Dropout as a Low-Rank Regularizer for Matrix Factorization

TL;DR

This paper provides a theoretical analysis of dropout in matrix factorization, showing it acts as a low-rank regularizer and achieves the global minimum in convex nuclear norm regularization problems.

Contribution

It establishes the equivalence between dropout and a deterministic regularization model for matrix factorization, and proves dropout's effectiveness as a low-rank regularizer.

Findings

Dropout is equivalent to a deterministic regularizer involving Euclidean norms.

Dropout achieves the global minimum in convex nuclear norm regularization.

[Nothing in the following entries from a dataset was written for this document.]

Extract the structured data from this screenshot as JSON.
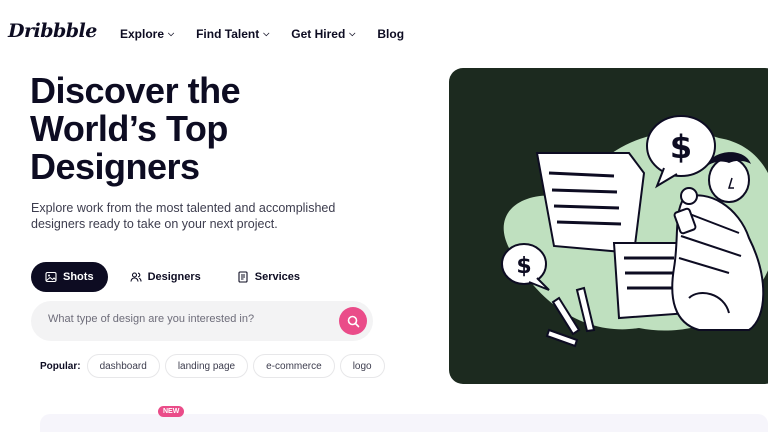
{
  "brand": {
    "logo": "Dribbble"
  },
  "nav": {
    "items": [
      {
        "label": "Explore",
        "has_dropdown": true
      },
      {
        "label": "Find Talent",
        "has_dropdown": true
      },
      {
        "label": "Get Hired",
        "has_dropdown": true
      },
      {
        "label": "Blog",
        "has_dropdown": false
      }
    ],
    "chevron": "chevron-down-icon"
  },
  "hero": {
    "title_line1": "Discover the",
    "title_line2": "World’s Top",
    "title_line3": "Designers",
    "subtitle": "Explore work from the most talented and accomplished designers ready to take on your next project."
  },
  "tabs": [
    {
      "label": "Shots",
      "icon": "image-icon",
      "active": true
    },
    {
      "label": "Designers",
      "icon": "people-icon",
      "active": false
    },
    {
      "label": "Services",
      "icon": "document-icon",
      "active": false
    }
  ],
  "search": {
    "placeholder": "What type of design are you interested in?",
    "value": "",
    "button_icon": "search-icon"
  },
  "popular": {
    "label": "Popular:",
    "chips": [
      "dashboard",
      "landing page",
      "e-commerce",
      "logo"
    ]
  },
  "banner": {
    "badge": "NEW"
  },
  "colors": {
    "accent": "#ea4c89",
    "text": "#0d0c22",
    "hero_panel": "#1c2a1f",
    "art_green": "#bfe0bf"
  }
}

Dropout can be viewed as data-dependent singular-value thresholding.

Abstract

Regularization for matrix factorization (MF) and approximation problems has been carried out in many different ways. Due to its popularity in deep learning, dropout has been applied also for this class of problems. Despite its solid empirical performance, the theoretical properties of dropout as a regularizer remain quite elusive for this class of problems. In this paper, we present a theoretical analysis of dropout for MF, where Bernoulli random variables are used to drop columns of the factors. We demonstrate the equivalence between dropout and a fully deterministic model for MF in which the factors are regularized by the sum of the product of squared Euclidean norms of the columns. Additionally, we inspect the case of a variable sized factorization and we prove that dropout achieves the global minimum of a convex approximation problem with (squared) nuclear norm regularization. As a result, we conclude that dropout can be used as a low-rank regularizer with data dependent singular-value thresholding.